The UK government today has released its proposal for tackling “online harms”, including how content on social media platforms should be monitored and regulated.
In particular, the Department for Digital, Culture, Media and Sport (DCMS) and Home Office proposal introduces:
. a mandatory “duty of care” that social media companies are compelled to uphold or face fines. The government describes the duty of care as “requiring companies to take reasonable steps to keep their users safe and tackle illegal and harmful activity on their services”.
. the creation of an independent regulator, with new enforcement powers covering disinformation, violent content, cyber bullying, and more. The regulator would be able to enforce the duty of care as well as other measures set out in the white paper, be able to issue fines, block access to websites, and impose liability on individual members of the companies’ senior management. Other powers would include:
. pushing social media companies and others to publish annual transparency reports detailing the quantity of “harmful content” and what the company is doing to address the content.
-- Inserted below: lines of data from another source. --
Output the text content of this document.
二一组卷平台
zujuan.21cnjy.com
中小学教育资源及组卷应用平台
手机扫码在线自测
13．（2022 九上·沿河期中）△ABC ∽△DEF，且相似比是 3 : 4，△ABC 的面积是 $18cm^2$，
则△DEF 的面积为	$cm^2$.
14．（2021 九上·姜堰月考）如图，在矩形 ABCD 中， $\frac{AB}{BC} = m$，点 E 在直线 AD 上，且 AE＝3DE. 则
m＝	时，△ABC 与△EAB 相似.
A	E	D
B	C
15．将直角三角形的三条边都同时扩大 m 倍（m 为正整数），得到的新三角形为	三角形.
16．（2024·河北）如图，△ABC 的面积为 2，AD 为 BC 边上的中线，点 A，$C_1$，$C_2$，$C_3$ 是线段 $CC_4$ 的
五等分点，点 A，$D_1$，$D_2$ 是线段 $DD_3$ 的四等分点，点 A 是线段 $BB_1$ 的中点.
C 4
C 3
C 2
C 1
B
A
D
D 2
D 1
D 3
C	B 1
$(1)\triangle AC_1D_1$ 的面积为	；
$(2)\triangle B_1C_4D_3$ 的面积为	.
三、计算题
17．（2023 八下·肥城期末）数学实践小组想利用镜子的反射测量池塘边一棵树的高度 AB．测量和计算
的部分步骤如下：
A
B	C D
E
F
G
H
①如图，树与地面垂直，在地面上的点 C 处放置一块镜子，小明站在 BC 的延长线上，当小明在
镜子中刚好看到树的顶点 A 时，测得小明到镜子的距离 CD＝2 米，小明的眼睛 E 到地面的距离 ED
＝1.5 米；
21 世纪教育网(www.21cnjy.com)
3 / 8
. forcing companies to respond more quickly to user complaints
. issuing codes of practice which could require companies to minimise the spread of disinformation
Our take
PI welcomes the UK government’s commitment to investigating and holding companies to account. When it comes to regulating the internet, however, we must move with care. Failure to do so will introduce, rather than reduce, “online harms”. A 12-week consultation on the proposals has also been launched today. PI plans to file a submission to the consultation as it relates to our work. Given the breadth of the proposals, PI calls on others respond to the consultation as well.
Here are our initial suggestions:
. proceed with care: proposals of regulation of content on digital media platforms should be very carefully evaluated, given the high risks of negative impacts on expression, privacy and other human rights. This is a very complex challenge and we support the need for broad consultation before any legislation is put forward in this area.
. do not lose sight of how data exploitation facilitates the harms identified in the report and ensure any new regulator works closely with others working to tackle these issues.
. assess carefully the delegation of sole responsibility to companies as adjudicators of content. This would empower corporate judgment over content, with would have implications for human rights, particularly freedom of expression and privacy.
. require that judicial or other independent authorities, rather than government agencies, are the final arbiters of decisions regarding what is posted online and enforce such decisions in a manner that is consistent with human rights norms.
. assess the privacy implications of any demand for “proactive” monitoring of content in digital media platforms.
. ensure that any requirement or expectation of deploying automated decision making/AI is in full compliance with existing human rights and data protection standards (which, for example, prohibit, with limited exceptions, relying on
solely automated decisions, including profiling, when they significantly affect individuals).
. ensure that company transparency reports include information related to how the content was targeted at users.
. require companies to provide efficient reporting tools in multiple languages, to report on action taken with regard to content posted online. Reporting tools should be accessible, user-friendly, and easy to find. There should be full transparency regarding the complaint and redress mechanisms available and opportunities for civil society to take action.